Posts from the “Ray Tracing” Category

Russian Roulette for Photon Scattering

On a surface, Russian Roulette determines whether a photon is absorbed or reflected.

The photon power is not scaled.

Reflection or Absorption:

a: [0, 1] is a random variable

p: probability of reflection

phi: the power of incoming photon

if( a < p ) reflect photon at power phi

else photon is absorbed

Specular or Diffuse Reflection:

a: [0, 1] is a random variable

p_d: probability of diffuse reflection

p_s: probability of specular reflection

where ( p_d + p_s < 1 )

Diffuse Reflection: a: [0, p_d]

Specular Reflection: a: [p_d, p_d + p_s]

Absorption: a: [p_d + p_s, 1]

In participating media, Russian Roulette determines whether a photon is absorbed or scattered.

The probability of a photon being scattered is given by the scattering albedo ( rho / (rho + alpha) ) [Jensen 1998], where rho and alpha are the scatter and absorption coefficients.

Scattering or Absorption:

a: [0, 1] is a random variable

p: probability of scattering

phi: the power of incoming photon

if( a < p ) scatter photon at power phi

else photon is absorbed 

New direction of a photon being scattered from diffuse reflection or participating media:

Sampling techniques. Importance sampling is usually applied.

Build Photon Maps of Surface and Volume for Indirect Illumination

As described in Volume Photon Map[Jensen 1998], three types of photon maps are presented to compute indirect illumination in scenes with participating media: global, caustic and volume. Volume photon map contains photons interacting with particles in the participating media, regular photon map stores photons bounced by diffuse surface, and caustic photon maps stores photons bounced specular and transmissive surfaces.

This scratch describes steps to build these photon maps. But global and caustic photon maps are not separately built, while combined together, i.e. photons bounced by any kind of surfaces are stored in the same photon map.

When tracing photons, photons are stored from the 2nd bounce, because the first bounce is the direct illumination on surfaces or volumes.

The photon’s power does not need be scaled when using Russian Roulette.

Photon Map:

For each photon, when it’s not traced to the maximum bounce (user defined number):

Store: only when it hits a diffuse surface.

Scatter: use Russian Roulette to determine whether the photon is absorbed or scattered.

Increase the bounce: every time it hits a surface.

Volume Photon Map:

For each photon, when it’s not traced to the maximum bounce:

Store: when it hits somewhere within the participating media.

Scatter: use Russian Roulette to determine whether the photon is absorbed or scattered.

Increase the bounce: every time it hits a surface or somewhere within the participating media.

Direct Illumination in Scenes with Participating Media

Assume that the participating media volume is finite.
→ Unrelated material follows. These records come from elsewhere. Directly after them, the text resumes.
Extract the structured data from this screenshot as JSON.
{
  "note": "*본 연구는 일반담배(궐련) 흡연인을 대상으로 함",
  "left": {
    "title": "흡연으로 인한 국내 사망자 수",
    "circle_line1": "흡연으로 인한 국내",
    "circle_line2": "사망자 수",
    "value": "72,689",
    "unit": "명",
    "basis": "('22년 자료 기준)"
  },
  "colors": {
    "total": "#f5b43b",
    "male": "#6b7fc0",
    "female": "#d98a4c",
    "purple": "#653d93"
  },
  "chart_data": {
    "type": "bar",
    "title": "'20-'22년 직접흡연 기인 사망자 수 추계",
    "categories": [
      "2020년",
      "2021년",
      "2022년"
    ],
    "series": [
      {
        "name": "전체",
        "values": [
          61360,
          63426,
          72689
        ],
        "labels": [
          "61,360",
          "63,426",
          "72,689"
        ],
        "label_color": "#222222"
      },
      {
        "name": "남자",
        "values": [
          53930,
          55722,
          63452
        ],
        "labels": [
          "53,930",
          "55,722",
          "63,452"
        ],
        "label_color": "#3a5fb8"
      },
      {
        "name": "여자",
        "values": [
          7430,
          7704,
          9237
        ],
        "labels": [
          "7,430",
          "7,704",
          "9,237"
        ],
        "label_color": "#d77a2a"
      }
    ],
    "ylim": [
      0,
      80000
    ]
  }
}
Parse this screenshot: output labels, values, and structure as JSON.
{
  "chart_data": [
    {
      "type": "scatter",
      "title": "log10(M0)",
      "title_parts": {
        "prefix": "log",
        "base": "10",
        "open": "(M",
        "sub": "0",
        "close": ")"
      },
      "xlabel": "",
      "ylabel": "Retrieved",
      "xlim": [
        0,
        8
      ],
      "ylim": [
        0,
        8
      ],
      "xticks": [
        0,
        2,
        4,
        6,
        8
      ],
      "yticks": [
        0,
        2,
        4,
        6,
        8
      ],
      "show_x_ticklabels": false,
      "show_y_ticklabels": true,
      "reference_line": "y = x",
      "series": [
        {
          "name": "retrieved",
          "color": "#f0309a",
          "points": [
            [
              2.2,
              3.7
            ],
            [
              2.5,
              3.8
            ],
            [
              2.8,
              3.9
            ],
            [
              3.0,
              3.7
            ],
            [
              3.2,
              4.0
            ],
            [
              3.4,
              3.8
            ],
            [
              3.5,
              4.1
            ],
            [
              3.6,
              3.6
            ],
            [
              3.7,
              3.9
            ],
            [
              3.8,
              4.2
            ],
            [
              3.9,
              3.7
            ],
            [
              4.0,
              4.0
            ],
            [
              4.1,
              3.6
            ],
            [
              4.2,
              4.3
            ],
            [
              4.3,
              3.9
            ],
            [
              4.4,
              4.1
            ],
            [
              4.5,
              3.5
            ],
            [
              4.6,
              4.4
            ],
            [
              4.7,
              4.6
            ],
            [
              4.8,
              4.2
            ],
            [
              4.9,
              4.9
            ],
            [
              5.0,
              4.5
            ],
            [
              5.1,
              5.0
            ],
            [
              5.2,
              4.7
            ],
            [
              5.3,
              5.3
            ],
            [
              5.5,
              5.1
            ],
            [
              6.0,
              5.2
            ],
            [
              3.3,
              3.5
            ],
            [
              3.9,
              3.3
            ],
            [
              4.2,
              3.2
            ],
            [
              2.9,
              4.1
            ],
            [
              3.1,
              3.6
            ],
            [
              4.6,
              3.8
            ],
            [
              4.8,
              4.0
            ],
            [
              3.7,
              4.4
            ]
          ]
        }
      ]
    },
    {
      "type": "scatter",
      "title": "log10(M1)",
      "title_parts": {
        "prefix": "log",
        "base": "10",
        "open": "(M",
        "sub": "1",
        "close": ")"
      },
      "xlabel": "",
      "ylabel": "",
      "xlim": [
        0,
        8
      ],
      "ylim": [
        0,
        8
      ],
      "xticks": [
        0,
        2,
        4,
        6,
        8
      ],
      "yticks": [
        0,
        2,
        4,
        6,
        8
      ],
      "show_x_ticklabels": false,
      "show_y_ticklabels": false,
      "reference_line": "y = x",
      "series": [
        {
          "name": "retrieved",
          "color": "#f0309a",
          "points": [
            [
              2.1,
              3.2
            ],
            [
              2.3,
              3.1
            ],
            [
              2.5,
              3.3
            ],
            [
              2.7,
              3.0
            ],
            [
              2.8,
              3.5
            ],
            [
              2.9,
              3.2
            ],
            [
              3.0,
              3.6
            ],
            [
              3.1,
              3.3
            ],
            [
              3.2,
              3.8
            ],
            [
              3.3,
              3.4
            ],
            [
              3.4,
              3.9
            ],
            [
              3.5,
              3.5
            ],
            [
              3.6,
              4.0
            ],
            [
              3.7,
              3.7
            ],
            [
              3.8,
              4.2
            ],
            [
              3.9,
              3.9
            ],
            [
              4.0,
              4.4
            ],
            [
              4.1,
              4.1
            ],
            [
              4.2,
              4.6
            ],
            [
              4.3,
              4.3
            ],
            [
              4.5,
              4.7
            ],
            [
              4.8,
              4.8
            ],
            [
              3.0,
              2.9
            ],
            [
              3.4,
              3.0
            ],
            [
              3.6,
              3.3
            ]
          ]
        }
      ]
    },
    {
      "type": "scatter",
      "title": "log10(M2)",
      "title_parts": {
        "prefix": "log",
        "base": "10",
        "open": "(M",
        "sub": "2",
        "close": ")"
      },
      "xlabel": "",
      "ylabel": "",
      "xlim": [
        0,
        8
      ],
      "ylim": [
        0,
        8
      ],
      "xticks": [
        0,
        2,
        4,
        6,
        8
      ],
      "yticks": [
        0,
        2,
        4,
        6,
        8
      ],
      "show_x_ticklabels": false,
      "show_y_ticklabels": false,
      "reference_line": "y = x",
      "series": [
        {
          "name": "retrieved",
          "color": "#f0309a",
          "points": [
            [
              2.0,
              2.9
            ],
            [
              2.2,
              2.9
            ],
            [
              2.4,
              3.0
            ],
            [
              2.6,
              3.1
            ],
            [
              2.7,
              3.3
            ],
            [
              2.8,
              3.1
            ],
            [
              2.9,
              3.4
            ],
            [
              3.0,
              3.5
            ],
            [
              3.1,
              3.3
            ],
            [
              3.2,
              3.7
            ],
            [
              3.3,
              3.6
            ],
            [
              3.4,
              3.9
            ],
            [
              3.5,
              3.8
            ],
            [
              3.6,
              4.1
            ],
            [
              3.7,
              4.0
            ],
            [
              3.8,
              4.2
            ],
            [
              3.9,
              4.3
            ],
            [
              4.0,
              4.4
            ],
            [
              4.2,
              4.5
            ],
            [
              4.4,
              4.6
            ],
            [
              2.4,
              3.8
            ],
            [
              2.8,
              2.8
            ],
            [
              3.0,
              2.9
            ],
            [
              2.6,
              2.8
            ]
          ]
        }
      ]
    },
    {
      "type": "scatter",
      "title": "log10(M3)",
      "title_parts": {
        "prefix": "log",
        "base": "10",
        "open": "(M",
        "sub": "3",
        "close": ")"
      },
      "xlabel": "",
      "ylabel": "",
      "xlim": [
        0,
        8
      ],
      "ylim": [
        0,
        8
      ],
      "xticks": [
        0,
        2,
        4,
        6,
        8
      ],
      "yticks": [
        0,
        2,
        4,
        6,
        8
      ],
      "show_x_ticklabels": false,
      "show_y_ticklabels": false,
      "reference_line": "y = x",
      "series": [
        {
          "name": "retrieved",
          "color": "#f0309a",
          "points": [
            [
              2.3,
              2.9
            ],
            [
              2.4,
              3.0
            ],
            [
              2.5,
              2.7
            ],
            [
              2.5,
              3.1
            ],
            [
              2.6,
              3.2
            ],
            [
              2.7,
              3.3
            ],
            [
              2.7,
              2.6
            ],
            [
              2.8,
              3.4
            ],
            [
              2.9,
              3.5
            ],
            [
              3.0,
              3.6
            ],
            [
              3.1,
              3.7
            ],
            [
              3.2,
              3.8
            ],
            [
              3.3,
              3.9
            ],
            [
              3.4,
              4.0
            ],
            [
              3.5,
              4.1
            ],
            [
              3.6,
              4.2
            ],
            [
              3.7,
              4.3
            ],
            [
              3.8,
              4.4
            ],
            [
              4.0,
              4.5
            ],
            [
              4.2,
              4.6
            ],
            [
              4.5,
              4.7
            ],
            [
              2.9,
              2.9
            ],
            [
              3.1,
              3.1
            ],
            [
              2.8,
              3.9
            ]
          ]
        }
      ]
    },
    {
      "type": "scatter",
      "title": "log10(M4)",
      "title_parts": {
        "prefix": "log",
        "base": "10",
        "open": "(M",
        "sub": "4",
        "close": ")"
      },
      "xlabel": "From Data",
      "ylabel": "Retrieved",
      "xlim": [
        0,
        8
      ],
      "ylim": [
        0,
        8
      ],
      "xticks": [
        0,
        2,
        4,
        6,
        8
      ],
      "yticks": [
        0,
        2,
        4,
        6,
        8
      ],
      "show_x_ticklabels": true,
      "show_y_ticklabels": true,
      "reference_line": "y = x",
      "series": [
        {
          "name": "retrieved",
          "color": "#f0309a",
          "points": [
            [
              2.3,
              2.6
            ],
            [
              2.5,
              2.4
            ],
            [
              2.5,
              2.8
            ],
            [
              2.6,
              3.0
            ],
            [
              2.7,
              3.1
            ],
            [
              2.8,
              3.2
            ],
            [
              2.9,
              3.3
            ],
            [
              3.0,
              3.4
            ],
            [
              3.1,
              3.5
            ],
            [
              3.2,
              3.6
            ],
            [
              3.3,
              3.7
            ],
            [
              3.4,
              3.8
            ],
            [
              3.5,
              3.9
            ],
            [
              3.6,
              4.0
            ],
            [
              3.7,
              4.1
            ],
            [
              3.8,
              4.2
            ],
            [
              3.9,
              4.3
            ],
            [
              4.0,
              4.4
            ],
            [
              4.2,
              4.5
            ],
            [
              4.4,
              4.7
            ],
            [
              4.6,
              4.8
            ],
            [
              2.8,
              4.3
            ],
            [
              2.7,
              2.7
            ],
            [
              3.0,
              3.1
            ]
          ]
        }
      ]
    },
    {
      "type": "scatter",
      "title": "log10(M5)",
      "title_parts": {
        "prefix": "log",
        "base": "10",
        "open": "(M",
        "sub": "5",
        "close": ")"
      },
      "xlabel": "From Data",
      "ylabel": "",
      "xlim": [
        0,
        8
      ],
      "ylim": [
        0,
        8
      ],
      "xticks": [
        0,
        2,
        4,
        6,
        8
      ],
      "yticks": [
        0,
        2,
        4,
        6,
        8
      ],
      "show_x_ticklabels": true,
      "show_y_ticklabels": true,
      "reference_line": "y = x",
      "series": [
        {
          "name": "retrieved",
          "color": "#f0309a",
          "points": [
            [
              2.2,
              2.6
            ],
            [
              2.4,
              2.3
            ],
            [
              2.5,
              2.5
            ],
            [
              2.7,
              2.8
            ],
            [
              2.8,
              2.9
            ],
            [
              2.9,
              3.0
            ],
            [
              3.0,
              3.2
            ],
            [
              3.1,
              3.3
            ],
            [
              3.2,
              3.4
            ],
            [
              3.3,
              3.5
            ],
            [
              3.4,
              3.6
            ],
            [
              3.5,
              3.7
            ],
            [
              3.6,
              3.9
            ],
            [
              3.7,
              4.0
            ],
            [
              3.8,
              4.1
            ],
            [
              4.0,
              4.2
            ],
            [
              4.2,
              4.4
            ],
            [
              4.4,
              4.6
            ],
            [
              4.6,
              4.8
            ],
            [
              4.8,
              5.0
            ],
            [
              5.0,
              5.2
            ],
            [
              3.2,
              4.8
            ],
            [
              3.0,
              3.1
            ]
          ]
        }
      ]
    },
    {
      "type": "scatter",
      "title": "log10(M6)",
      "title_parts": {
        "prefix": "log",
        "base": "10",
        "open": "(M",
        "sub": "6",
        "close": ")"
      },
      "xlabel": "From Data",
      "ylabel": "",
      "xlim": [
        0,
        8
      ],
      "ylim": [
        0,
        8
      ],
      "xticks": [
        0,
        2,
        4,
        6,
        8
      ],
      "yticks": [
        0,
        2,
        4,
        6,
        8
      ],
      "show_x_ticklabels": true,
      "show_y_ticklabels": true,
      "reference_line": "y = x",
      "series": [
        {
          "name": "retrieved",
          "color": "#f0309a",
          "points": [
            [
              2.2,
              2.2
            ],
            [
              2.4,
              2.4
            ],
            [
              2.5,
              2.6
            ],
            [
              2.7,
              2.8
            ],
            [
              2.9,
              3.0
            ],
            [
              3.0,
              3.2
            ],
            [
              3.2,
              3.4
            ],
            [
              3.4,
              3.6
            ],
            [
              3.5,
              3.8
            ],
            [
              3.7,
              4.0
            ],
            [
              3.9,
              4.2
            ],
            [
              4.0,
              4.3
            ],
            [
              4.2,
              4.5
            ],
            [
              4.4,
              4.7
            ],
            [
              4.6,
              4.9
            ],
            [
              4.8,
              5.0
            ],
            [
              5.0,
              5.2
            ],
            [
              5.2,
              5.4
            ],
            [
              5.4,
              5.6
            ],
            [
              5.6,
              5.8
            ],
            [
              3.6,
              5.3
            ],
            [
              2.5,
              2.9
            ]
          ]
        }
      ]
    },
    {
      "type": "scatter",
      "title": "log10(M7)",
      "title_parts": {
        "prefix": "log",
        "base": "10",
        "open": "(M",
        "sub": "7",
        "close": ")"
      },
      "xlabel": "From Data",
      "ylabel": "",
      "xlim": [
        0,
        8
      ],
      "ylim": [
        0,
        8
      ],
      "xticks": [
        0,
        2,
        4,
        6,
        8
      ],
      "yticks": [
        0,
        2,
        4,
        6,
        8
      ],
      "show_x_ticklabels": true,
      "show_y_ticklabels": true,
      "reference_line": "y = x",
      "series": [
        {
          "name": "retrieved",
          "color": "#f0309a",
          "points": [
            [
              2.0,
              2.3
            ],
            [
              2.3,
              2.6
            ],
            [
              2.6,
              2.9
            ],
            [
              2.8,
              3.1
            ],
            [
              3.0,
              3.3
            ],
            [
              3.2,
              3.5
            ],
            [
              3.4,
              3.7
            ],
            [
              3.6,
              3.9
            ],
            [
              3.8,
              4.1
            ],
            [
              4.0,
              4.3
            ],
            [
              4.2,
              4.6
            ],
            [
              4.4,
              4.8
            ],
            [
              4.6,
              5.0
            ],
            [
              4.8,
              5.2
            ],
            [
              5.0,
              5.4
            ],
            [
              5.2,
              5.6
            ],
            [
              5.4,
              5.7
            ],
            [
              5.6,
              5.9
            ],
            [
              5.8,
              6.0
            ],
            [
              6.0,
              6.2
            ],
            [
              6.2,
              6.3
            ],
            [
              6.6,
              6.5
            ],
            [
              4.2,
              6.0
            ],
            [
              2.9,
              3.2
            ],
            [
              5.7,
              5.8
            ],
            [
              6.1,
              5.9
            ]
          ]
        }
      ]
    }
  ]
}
Besides of attenuation and emission, direct illumination of participating media accounts for the single scattering, while indirect illumination is for multiple scattering. This scratch only consider single scattering.

The color along a camera, reflect or refract ray:

(1) If the ray does not go through the participating media volume, and it hits:

(a) nothing: background color

(b) diffuse, specular, transparent surface: direct illumination of the surface. Consider the light ray being affected by participating media. For reflect and refract rays, consider the radiance attenuation if they go through the media.

(2) Otherwise, if the ray intersects with the volume, compute the color with two steps:

Step 1: compute the color as described in (1).

Step 2: apply attenuation, emission and scattering to the color computed from step 1.

If the ray hits a surface, attenuate the color from the hit point in the surface to the first intersect point with the volume, or to the origin of the ray if the origin is inside the volume.

If the ray hits nothing, attenuate the background color from the second intersect point with the volume to the first intersect point, or to the origin of the ray if the origin is inside the volume.

 The color of a point X being illuminated by the light ray:

If the light ray hits a surface closer than X, it’s not illuminated, i.e the color is zero. Otherwise, apply attenuation and emission for the light ray.